Texas Bluebonnets

15 Mar


Judy Wills





Some of my family is from Texas – actually my brother and I were born in Dallas, but moved to Albuquerque, New Mexico when we were small children. But my mother’s mother (Granny) and her oldest daughter, Jessie, lived in San Antonio for many years.



Consequently, I had known about the Texas Bluebonnets for longer than I really knew what they were.



Even though Fred and I lived in Fort Worth for many years, it wasn’t until we moved to San Antonio that I really knew about the Texas Bluebonnets. And they are AMAZING! They have been adopted as the state flower of Texas.



On the internet I found this: As historian Jack Maguire so aptly wrote, “It’s not only the state flower but also a kind of floral trademark almost as well known to outsiders as cowboy boots and the Stetson hat.” He goes on to affirm that “The bluebonnet is to Texas what the shamrock is to Ireland, the cherry blossom to Japan, the lily to France, the rose to England and the tulip to Holland.”  Well said.


When Springtime comes to Texas – from the Dallas/Fort Worth area down to the Corpus Christi area – the Bluebonnets are in full bloom, from late March to mid-April. They are the most dainty, beautiful flower, and we’ve see just fields and fields of them – like a blanket of blue in some cases. I’ve been sent many pictures of them via e-mail through the years, and have enjoyed seeing them all.
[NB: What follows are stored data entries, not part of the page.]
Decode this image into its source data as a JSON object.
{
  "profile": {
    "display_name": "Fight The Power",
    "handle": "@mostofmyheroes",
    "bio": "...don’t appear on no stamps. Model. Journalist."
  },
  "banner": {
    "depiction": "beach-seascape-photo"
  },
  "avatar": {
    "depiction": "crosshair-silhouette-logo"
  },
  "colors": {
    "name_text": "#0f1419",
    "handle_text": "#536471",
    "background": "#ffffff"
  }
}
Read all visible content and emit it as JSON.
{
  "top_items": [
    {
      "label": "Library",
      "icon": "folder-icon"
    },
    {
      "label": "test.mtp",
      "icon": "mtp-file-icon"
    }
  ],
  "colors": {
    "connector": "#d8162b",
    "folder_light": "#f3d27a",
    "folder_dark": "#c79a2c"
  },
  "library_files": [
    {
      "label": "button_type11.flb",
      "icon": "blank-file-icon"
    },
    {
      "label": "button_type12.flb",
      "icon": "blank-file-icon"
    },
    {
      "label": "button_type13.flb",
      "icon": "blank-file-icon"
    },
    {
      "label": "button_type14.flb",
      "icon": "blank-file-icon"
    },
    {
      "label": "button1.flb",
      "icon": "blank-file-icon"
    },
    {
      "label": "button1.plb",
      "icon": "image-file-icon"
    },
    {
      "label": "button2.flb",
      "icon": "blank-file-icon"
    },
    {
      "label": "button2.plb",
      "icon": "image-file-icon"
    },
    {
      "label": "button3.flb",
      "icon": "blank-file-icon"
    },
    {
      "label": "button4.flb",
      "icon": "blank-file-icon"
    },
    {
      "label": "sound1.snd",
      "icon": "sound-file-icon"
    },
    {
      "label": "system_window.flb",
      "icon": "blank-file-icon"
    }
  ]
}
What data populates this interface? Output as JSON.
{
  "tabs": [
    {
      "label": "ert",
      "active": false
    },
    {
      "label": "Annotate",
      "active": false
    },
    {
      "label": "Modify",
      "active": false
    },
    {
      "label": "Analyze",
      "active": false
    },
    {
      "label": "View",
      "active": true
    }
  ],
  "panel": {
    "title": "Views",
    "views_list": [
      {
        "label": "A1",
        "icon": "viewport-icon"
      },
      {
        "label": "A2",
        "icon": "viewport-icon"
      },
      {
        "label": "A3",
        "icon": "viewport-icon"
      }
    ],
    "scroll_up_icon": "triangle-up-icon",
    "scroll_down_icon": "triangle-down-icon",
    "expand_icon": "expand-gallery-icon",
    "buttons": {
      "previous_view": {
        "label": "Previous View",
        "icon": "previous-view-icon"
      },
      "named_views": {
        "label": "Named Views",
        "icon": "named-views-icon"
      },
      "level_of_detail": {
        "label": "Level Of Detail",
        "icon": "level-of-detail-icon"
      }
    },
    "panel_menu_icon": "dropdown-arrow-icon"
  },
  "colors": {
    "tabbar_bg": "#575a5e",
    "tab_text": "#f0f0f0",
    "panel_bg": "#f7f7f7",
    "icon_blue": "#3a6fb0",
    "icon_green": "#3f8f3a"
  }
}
There is even one of Bluebonnets in the snow! Must have been a late storm – although Dallas/Fort Worth can have abundant snow in early Spring.

When we moved from San Antonio to Florida, I took some Bluebonnet seeds with me and planted them, hoping for some lovely spring flowers to remind me of Texas. No such luck! As I’ve just gleaned from google, they must be planted in the fall and have to have the wind, rain, and cold weather to make them leap forth in the Spring. And the panhandle of Florida just doesn’t have that kind of winter weather. Shucks! Oh well, I then planted strawberry plants and they did very well.



But the Texas Bluebonnet is a source of great pride for Texas – as if they needed something else! And they are just a beautiful side of Texas that most don’t know about. I think a lot of people think of Texas as dusty, flat, and unimaginative. But it is full of great differences, including some of the most beautiful flowers in God’s creation.



                       I’m just so glad I was able to see them, and enjoy their beauty.


For the beauty of the earth
For the glory of the skies,
For the love which from our birth
Over and around us lies.


5 Responses to “Texas Bluebonnets”

  1. Old Things R New March 15, 2015 at 12:47 pm #

    Judy, the pictures are so gorgeous! I wonder if they wil grown in the North Caroline mountains?


    • ludyja March 15, 2015 at 3:31 pm #


      According to the sites I found on Google, they are exclusive to Texas. However, there are sites that sell the seeds, so you might give it a try. They really are beautiful flowers. They actually remind me of hyacinths – color and shape of flower. Neat that they are both Spring flowers.

      Also……….it occurred to me (only today!! Nothin’ slow about ME!! ha), that you asked me to do something last Thursday, and I can’t for the life of me remember what it was!! Write a blog for something/someone?? Fred can’t remember either, so you’ll have to refresh our memory! Sorry about that!

      Thanks, Judy

      Liked by 1 person

      • Old Things R New March 15, 2015 at 10:35 pm #

        I will send you an email. What happens when they stop blooming? Do they make way for grass?


      • ludyja March 16, 2015 at 8:01 am #

        Good question………..I don’t remember just what happens after they bloom. With the picture of the cattle laying down in it, makes me think they eat it, just like grass. Possibly?



  2. Louise Gibson March 15, 2015 at 9:29 am #

    Awesomely beautiful! The Lord has given us so much beauty in our environment to enjoy. Thanks for sharing, Judy.